Posted by Sol System (Member # 30) on :
I wish you the best of luck, Paul.
------------------ "Have you ever seen a bloody egg? Glass in hand, laying up in bed?" -- They Might Be Giants
Posted by The_Tom (Member # 38) on :
*really hates it when he has to be so uncreative in a response, but this is probably the best I could use*
What he said.
------------------ "You're not quite evil enough. You're semi-evil. You're quasi-evil. You're the margarine of evil. You're the Diet Coke of evil, just one calorie, not evil enough." -The good Doctor and his son, Scot
Posted by Kosh (Member # 167) on :
Good luck Paul! I think you are doing the single most difficult thing any person could do, leaving a child you love so much, but in the end, as you have said, it will be the best for her as well as for you. The one thing worse then a broken home, has got to be an unhappy home.

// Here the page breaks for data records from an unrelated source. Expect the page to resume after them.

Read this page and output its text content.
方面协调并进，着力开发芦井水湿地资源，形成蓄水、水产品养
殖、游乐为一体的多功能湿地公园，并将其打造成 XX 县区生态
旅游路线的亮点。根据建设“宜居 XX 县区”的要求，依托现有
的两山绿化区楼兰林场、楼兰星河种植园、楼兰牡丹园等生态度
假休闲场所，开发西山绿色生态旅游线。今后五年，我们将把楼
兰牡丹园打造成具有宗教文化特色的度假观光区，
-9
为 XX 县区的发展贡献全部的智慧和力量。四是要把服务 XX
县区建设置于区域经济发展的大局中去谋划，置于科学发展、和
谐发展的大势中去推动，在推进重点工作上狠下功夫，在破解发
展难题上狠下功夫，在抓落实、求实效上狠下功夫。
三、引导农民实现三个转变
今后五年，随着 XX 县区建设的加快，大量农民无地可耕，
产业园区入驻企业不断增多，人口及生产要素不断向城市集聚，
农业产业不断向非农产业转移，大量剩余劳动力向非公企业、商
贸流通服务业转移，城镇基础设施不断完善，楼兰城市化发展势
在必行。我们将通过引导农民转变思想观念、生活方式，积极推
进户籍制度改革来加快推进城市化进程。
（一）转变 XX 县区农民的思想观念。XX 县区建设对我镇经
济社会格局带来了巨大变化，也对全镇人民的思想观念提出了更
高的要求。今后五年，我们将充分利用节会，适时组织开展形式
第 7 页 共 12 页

------------------ WHO ARE YOU?
Posted by Charles Capps (Member # 9) on :
*grimace*
Posted by Jubilee (Member # 99) on :
In the end, what it comes down to is that the decision that is the right one does not always make everyone happy immediatly. You need to do this, and I think that It's the best thing for your daughter, as well. I wish you the best of luck and i'm sure there are lots of us praying for you. :-)
------------------ "It is important to get up when you fall...for this much I know to be true: That thing we call Failure is not in the falling down, but the staying down."
Posted by Baloo (Member # 5) on :
Thanks, Jube! I couldn't have said it better myself. (So I didn't. Sometimes it takes me a while to ramp up to a relevant thought.)
Paul, you are in our prayers (those of us who pray) and thoughts (those of us who think, anyhow ).
--Baloo
[This message has been edited by Baloo (edited August 03, 1999).]